When the rulers mocked Jesus, saying 'he saved others; he cannot save himself', the irony was that they spoke a truth deeper than they knew. In order to save others in the deepest sense, he could not save himself.
They also said “let him come down now from the cross, and we will believe in him.” This, too, on a superficial level was probably true. If Jesus summoned twelve legions of angels and supernaturally freed himself from the nails and healed himself of the scars and revealed his true identity in a blaze of transfiguration glory, the religious leaders would have to eat their words and would be forced to acknowledge that this Jesus must indeed be who he claimed to be. But that is not what believing, in the distinctly Christian sense, is.
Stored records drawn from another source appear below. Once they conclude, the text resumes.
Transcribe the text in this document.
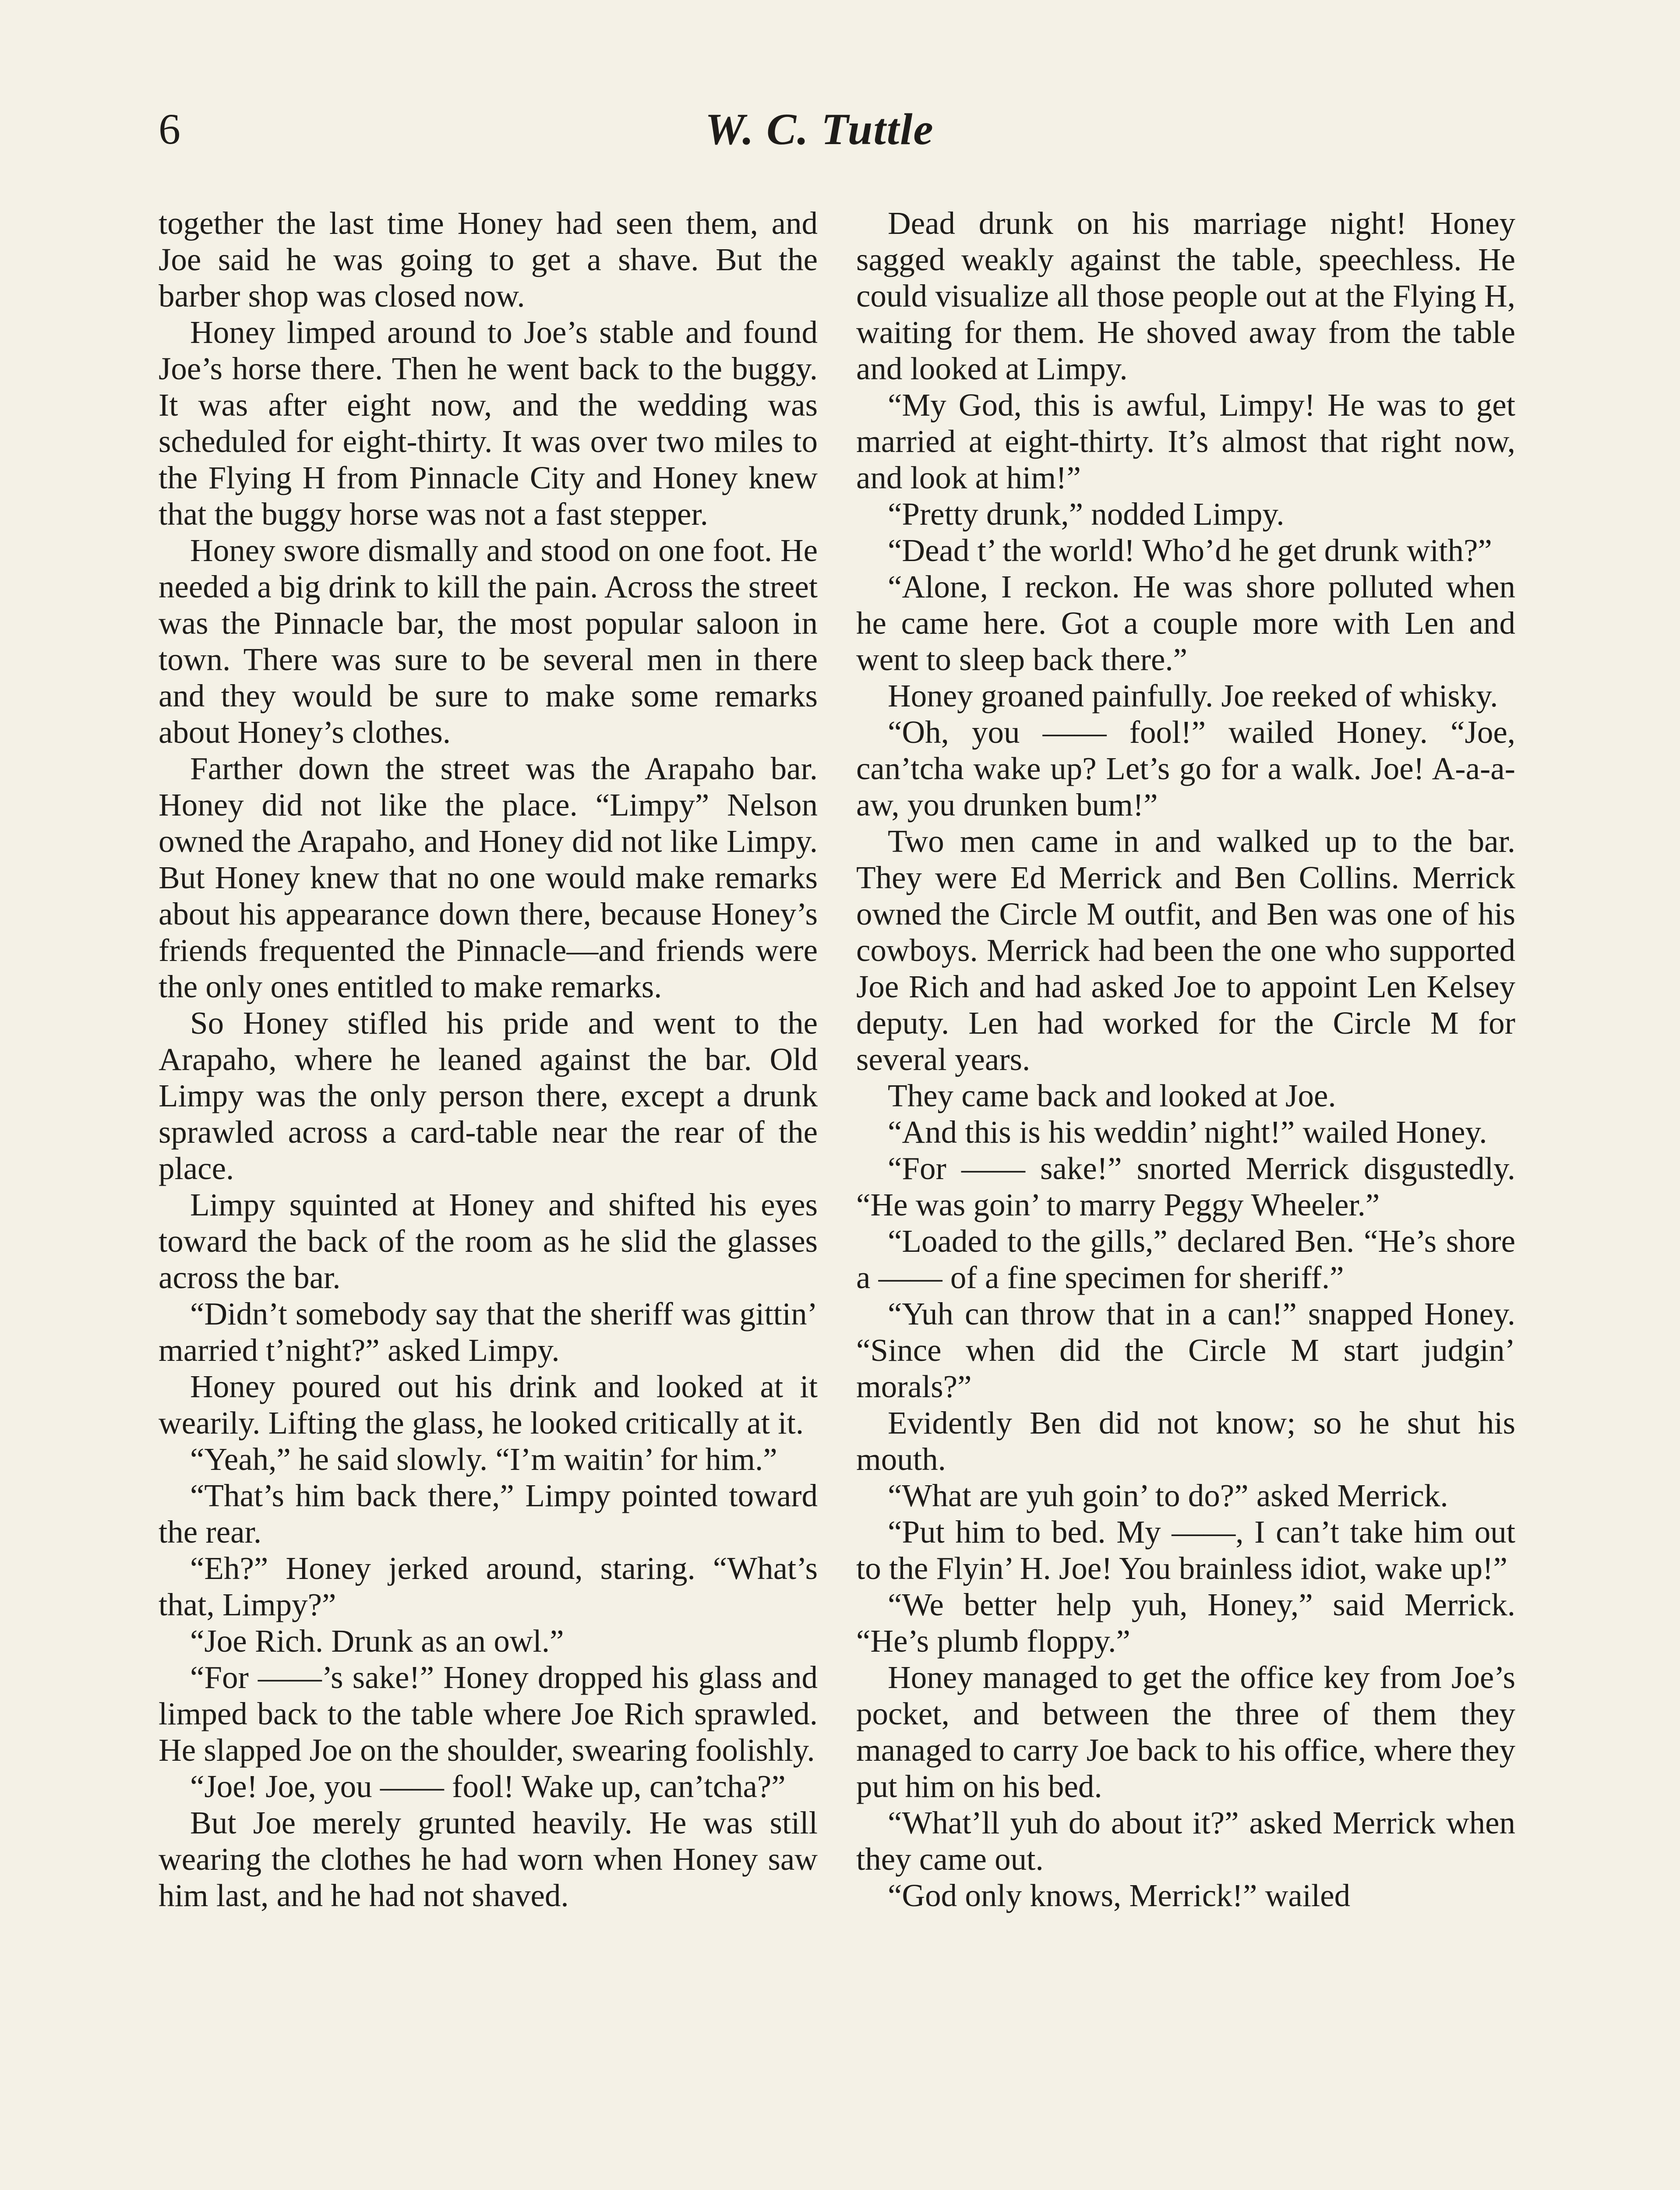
6	W. C. Tuttle

together the last time Honey had seen them, and Joe said he was going to get a shave. But the barber shop was closed now.

Honey limped around to Joe’s stable and found Joe’s horse there. Then he went back to the buggy. It was after eight now, and the wedding was scheduled for eight-thirty. It was over two miles to the Flying H from Pinnacle City and Honey knew that the buggy horse was not a fast stepper.

Honey swore dismally and stood on one foot. He needed a big drink to kill the pain. Across the street was the Pinnacle bar, the most popular saloon in town. There was sure to be several men in there and they would be sure to make some remarks about Honey’s clothes.

Farther down the street was the Arapaho bar. Honey did not like the place. “Limpy” Nelson owned the Arapaho, and Honey did not like Limpy. But Honey knew that no one would make remarks about his appearance down there, because Honey’s friends frequented the Pinnacle—and friends were the only ones entitled to make remarks.

So Honey stifled his pride and went to the Arapaho, where he leaned against the bar. Old Limpy was the only person there, except a drunk sprawled across a card-table near the rear of the place.

Limpy squinted at Honey and shifted his eyes toward the back of the room as he slid the glasses across the bar.

“Didn’t somebody say that the sheriff was gittin’ married t’night?” asked Limpy.

Honey poured out his drink and looked at it wearily. Lifting the glass, he looked critically at it.

“Yeah,” he said slowly. “I’m waitin’ for him.”

“That’s him back there,” Limpy pointed toward the rear.

“Eh?” Honey jerked around, staring. “What’s that, Limpy?”

“Joe Rich. Drunk as an owl.”

“For ——’s sake!” Honey dropped his glass and limped back to the table where Joe Rich sprawled. He slapped Joe on the shoulder, swearing foolishly.

“Joe! Joe, you —— fool! Wake up, can’tcha?”

But Joe merely grunted heavily. He was still wearing the clothes he had worn when Honey saw him last, and he had not shaved.

Dead drunk on his marriage night! Honey sagged weakly against the table, speechless. He could visualize all those people out at the Flying H, waiting for them. He shoved away from the table and looked at Limpy.

“My God, this is awful, Limpy! He was to get married at eight-thirty. It’s almost that right now, and look at him!”

“Pretty drunk,” nodded Limpy.

“Dead t’ the world! Who’d he get drunk with?”

“Alone, I reckon. He was shore polluted when he came here. Got a couple more with Len and went to sleep back there.”

Honey groaned painfully. Joe reeked of whisky.

“Oh, you —— fool!” wailed Honey. “Joe, can’tcha wake up? Let’s go for a walk. Joe! A-a-a-aw, you drunken bum!”

Two men came in and walked up to the bar. They were Ed Merrick and Ben Collins. Merrick owned the Circle M outfit, and Ben was one of his cowboys. Merrick had been the one who supported Joe Rich and had asked Joe to appoint Len Kelsey deputy. Len had worked for the Circle M for several years.

They came back and looked at Joe.

“And this is his weddin’ night!” wailed Honey.

“For —— sake!” snorted Merrick disgustedly. “He was goin’ to marry Peggy Wheeler.”

“Loaded to the gills,” declared Ben. “He’s shore a —— of a fine specimen for sheriff.”

“Yuh can throw that in a can!” snapped Honey. “Since when did the Circle M start judgin’ morals?”

Evidently Ben did not know; so he shut his mouth.

“What are yuh goin’ to do?” asked Merrick.

“Put him to bed. My ——, I can’t take him out to the Flyin’ H. Joe! You brainless idiot, wake up!”

“We better help yuh, Honey,” said Merrick. “He’s plumb floppy.”

Honey managed to get the office key from Joe’s pocket, and between the three of them they managed to carry Joe back to his office, where they put him on his bed.

“What’ll yuh do about it?” asked Merrick when they came out.

“God only knows, Merrick!” wailed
When a Christian says 'I believe in Jesus', what they mean is 'I am trusting in Jesus to forgive my sins based on the payment he made on the cross.' A Jesus who came down from the cross would be a Jesus who chose to disobeyed his Father. A Jesus who came down from the cross would be a Jesus who aborted the saving work he came to accomplish at its most critical point. That would be a Jesus who offered forgiveness but refused to make the necessary payment. A Jesus who came down from the cross would not be a Jesus worthy being believed in, in the truest sense of the word. For Jesus to be the object of our saving faith, he could not come down from the cross. He could not come down, not because of inability, but out of obedience and love. Jesus willfully chose to endure the cross so that we who believe in him could be saved.